Il pleut, sur le ravin, sur le monde. Les huppes
Se sont posées sur notre grange, cimes
De colonnes errantes de fumée.
Aube, consens à nous aujourd’hui encore.
De la première guêpe
J’ai entendu l’éveil, déjà, dans la tiédeur
De la brume qui ferme le chemin
Où quelques flaques brillent. dans sa paix
Elle cherche, invisible. Je pourrais croire
Que je suis là, que je l’écoute. Mais son bruit
Ne s’accroît qu’en image. Mais sous mes pas
Le Chemin n’est plus le chemin, rien que mon rêve
De la guêpe, des huppes, de la brume.
J’aimais sortir à l’aube.
Le temps dormait
Dans les braises, le front contre la cendre
Dans la chambre d’en haut respiraient en paix
Nos corps que découvrait la décrue des ombres.
II
Pluie des matins d’été, inoubliable
Clapotement comme d’un premier froid
Sur la vitre du rêve ; et le dormeur
Se déprenait de soi et demandait
À mains nues dans ce bruit de la pluie sur le monde
L’autre corps, qui dormait encore, et sa chaleur.

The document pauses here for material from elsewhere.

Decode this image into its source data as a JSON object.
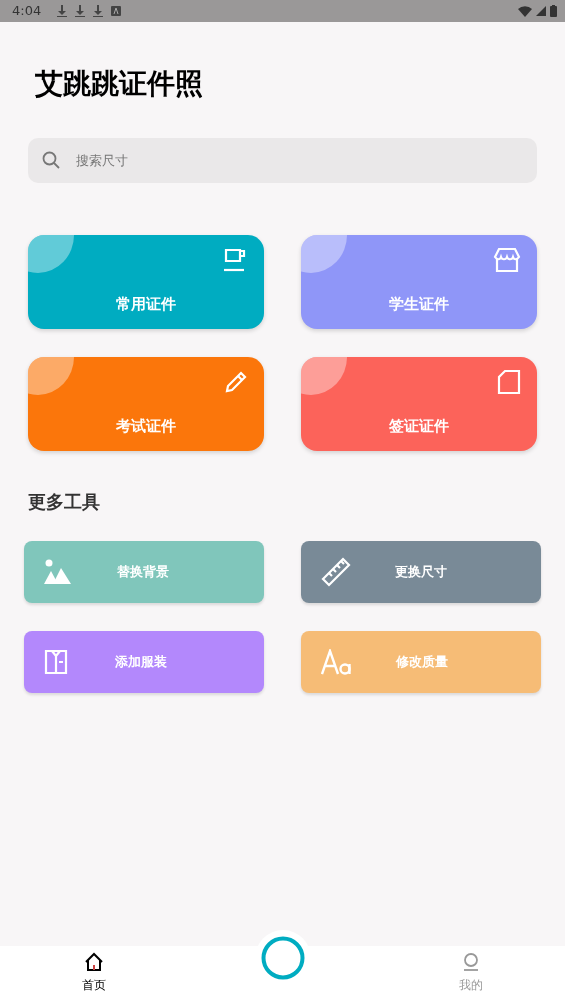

(Bruit de l’eau sur le toit de tuiles, par rafales,
Avancée de la chambre par à-coups
Dans la houle, qui s’enfle, de la lumière.
L’orage
A envahi le ciel, l’éclair
S’est fait d’un grand cri bref,
Et les richesses de la foudre se répandent.)
III
Je me lève, je vois
Que notre barque a tourné, cette nuit.
Le feu est presque éteint.
Le froid pousse le ciel d’un coup de rame.
Et la surface de l’eau n’est que lumière,
Mais au-dessous ? Troncs d’arbres sans couleur, rameaux
Enchevêtrés comme le rêve, pierres
Dont le courant rapide a clos les yeux
Et qui sourient dans l’étreinte du sable.